Haftanın Kitapları
Özkan Saçkan’dan Haftanın Kitapları…
Boğaziçi Aydınlar Topluluğu cevapladı
Türkiye İçin Ne Yapmalı? Boğaziçi Aydınlar Topluluğu’nun 32 üyesi bu soruyu cevapladı. Prof. Dr. Övgün Ahmet Ercan. Prof. Dr. Kemal Alemdaroğlu. Önay Alpago. Can Ataklı. Bedri Baykam. Ataol Behramoğlu. Arslan Bulut. Hüsamettin Cindoruk. Dr. Muazzez İlmiye Çığ. Mustafa Duman. Haluk Dural. Orhan Eraslan. E. Tüma. Cem Gürdeniz. Dr. Sedef Kabaş. Prof. Dr. Osman Korkut Kanadoğlu. Ertuğrul Kumcuoğlu. E. Tüma. Deniz Kutluk. Nasuh Mahruki. Şahin Mengü. Onur Öymen. Prof. Dr. Mehmet Tevfik Özcan. Prof. Dr. Ümit Özdağ. Prof. Dr. Coşkun Özdemir. E. Tümg. Tarık Özkut. Uluç Özülker. Fikri Sağlar. Ufuk Söylemez. Salim Şen. Namık Tan. Ümit Ülgen. Prof. Dr. Tolga Yarman. Ümit Zileli… (Sözcü Kitabevi)
Otorite problemi ve kavramı
Alexandre Kojeve’den Otorite Kavramı. Nazi işgali altındaki Fransa’da 1940’lı yıllarda yazılan kitap, Aydınlanmadan Vichy Fransa’sına kadar birçok örneğin pratik uygulamalarını inceleyerek dört ana otorite tipinin kavramsal önermelerini ortaya koyuyor. Otorite problemi ve kavramının çok az incelendiğini belirterek başlar kitaba yazar. Yıllar geçmesine rağmen bu saptama geçerliliğini koruyor. Otorite kavramını felsefi bir incelemeye tabî tutan bu eseri değerli kılan da bu kitap büyük bir boşluğu doldurmaya devam ediyor. (Alfa Yayıncılık)

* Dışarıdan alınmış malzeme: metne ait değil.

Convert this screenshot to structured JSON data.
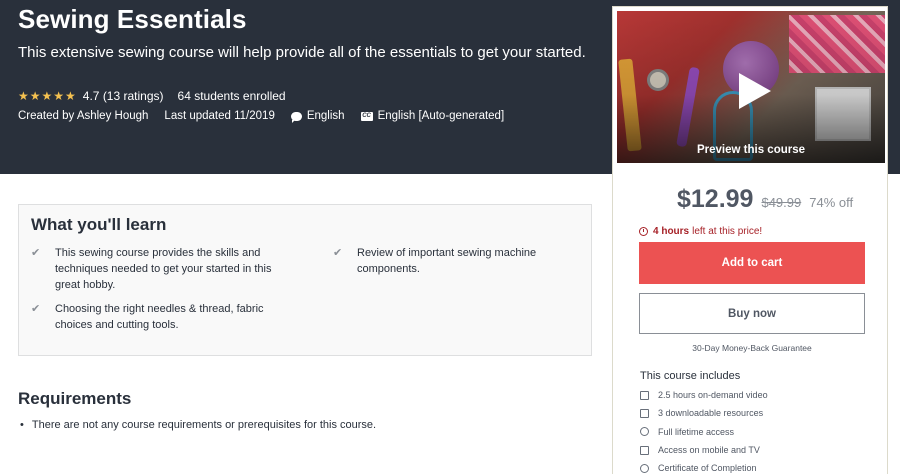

Dünya tarihi boyunca çeşitli kentler
Goffrey Parker’dan Egemen Kentler: Tarih Boyunca Kent Devletleri. Kent devletini jeopolitik bir form olarak ele alan ve kentin sürekli değişen statüsünü araştıran yazar bu eserinde, dünya tarihi boyunca çeşitli kentleri ve kent devletlerini inceliyor. Platon ve Aristoteles’in mükemmel bir devlet türü olarak gördüğü Yunan polisini, Roma imparatorluk başkentini, Venedik ve Rönesans kentlerini, Alman Hanse’sini, Rus ve Baltık kentlerini derinlemesine ele alıyor. Yazar, ayrıca erken dönem İslam toplumunda kente atfedilen politik rolü tartışıyor ve kent devletlerinin Kuzey Avrupa’da yeniden canlanmasıyla başlayan ancak ulus devletin yükselmesiyle son bulan gelişme sürecini gözler önüne seriyor. (Tellekt Yayınevi)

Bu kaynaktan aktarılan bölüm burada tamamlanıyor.